La justice! C'est un ilote dans le royaume de l'absolu. Son rôle consiste à être bafouée. Qui dit juste, dit froid; qui dit impartial, dit faux frère. M. Veuillot n'en veut à personne plus qu'à ses anciens associés, ceux qui sont restés en route épouvantés de ses excès. C'est que la séparation a moins sa cause dans une opinion que dans une manière de sentir. M. de Montalembert est aussi bon catholique que le rédacteur de l'Univers, mais il a un étrange besoin d'équité. Il faut qu'il reconnaisse le bien là où il le voit. Il estime que l'Angleterre est une grande nation. On l'a entendu rendre hommage à des missionnaires d'une autre communion que la sienne. Entre cette noble nature et celle de M. Veuillot il y a un abime. Lequel? Eh! précisément la noblesse des sentiments.

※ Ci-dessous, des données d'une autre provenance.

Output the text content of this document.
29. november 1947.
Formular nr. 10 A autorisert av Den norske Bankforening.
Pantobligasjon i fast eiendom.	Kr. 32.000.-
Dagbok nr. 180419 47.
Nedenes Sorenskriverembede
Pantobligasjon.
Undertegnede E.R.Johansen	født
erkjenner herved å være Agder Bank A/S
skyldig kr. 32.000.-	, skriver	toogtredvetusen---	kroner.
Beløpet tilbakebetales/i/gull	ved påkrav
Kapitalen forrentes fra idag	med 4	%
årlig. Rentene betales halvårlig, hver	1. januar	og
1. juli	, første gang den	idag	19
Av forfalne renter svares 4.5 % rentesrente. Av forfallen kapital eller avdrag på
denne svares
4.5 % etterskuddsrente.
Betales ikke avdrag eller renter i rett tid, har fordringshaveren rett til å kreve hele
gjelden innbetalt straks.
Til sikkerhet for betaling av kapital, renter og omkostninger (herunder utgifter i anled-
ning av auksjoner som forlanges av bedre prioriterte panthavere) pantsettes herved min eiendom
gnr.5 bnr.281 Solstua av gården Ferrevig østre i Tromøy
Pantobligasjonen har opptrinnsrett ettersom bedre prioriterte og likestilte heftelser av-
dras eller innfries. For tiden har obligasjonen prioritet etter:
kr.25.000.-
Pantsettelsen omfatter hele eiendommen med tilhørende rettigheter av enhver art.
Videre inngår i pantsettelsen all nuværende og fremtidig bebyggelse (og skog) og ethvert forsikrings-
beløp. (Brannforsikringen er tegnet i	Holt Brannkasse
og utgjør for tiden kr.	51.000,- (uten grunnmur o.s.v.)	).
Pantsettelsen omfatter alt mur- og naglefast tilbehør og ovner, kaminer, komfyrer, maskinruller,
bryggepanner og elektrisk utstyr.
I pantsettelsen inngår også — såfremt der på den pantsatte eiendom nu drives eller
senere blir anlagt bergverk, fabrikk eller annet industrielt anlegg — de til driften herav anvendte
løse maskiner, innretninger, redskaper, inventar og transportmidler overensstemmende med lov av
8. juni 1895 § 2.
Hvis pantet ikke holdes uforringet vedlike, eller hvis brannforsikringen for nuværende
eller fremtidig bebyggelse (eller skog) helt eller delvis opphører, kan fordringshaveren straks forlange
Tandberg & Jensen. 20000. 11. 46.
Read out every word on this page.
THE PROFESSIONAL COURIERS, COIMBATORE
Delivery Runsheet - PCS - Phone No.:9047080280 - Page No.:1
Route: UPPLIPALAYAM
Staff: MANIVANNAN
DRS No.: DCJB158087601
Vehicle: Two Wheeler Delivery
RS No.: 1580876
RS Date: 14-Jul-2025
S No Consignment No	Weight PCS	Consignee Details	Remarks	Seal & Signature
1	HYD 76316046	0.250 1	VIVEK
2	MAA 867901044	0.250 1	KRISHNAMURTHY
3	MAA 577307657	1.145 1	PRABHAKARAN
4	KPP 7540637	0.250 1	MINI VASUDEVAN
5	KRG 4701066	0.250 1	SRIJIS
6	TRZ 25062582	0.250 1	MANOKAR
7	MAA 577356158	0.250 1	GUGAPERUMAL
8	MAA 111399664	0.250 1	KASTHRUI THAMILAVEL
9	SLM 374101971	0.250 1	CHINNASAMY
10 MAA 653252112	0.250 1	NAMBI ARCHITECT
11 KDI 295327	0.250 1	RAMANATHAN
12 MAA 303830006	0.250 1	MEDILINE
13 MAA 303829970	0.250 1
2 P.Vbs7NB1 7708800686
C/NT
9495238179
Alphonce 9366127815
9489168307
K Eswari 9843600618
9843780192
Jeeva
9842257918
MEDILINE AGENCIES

M. Veuillot décrit lui-même les procédés de la diffamation. Le passage est de main de maître. « On annonce qu'on va rendre compte d'un livre; en réalité, on le salit, on le falsifie, on le déchire, quelquefois avec art, presque toujours grossièrement. Autant qu'on le peut on avilit l'auteur, lui attribuant de sordides motifs, lui faisant dire ce qu'il ne dit pas, lui prêtant des fautes qu'il n'a point commises, assurant carrément qu'il se trompe là où il a le plus manifestement raison, se méprenant à dessein sur des pensées aussi claires que le jour, insinuant par-dessus tout que son ouvrage est ennuyeux et même immoral. » Peut-on dire mieux? Je tourne la page et je trouve la propagande protestante accusée de soudoyer des lithographies obscènes (petit français par parenthèse!) contre les ordres religieux et le clergé catholique. » En vérité la propagande protestante peut avoir beaucoup de choses à se reprocher, mais des images obscènes! M. Veuillot en est-il bien sûr? Qui, lui? il n'en sait rien et ne se soucie pas même de savoir ce qu'il en est. Si le fait n'est pas vrai, il pourrait l'être, il doit l'être, cela suffit. De aliter sentientibus nil nisi malum.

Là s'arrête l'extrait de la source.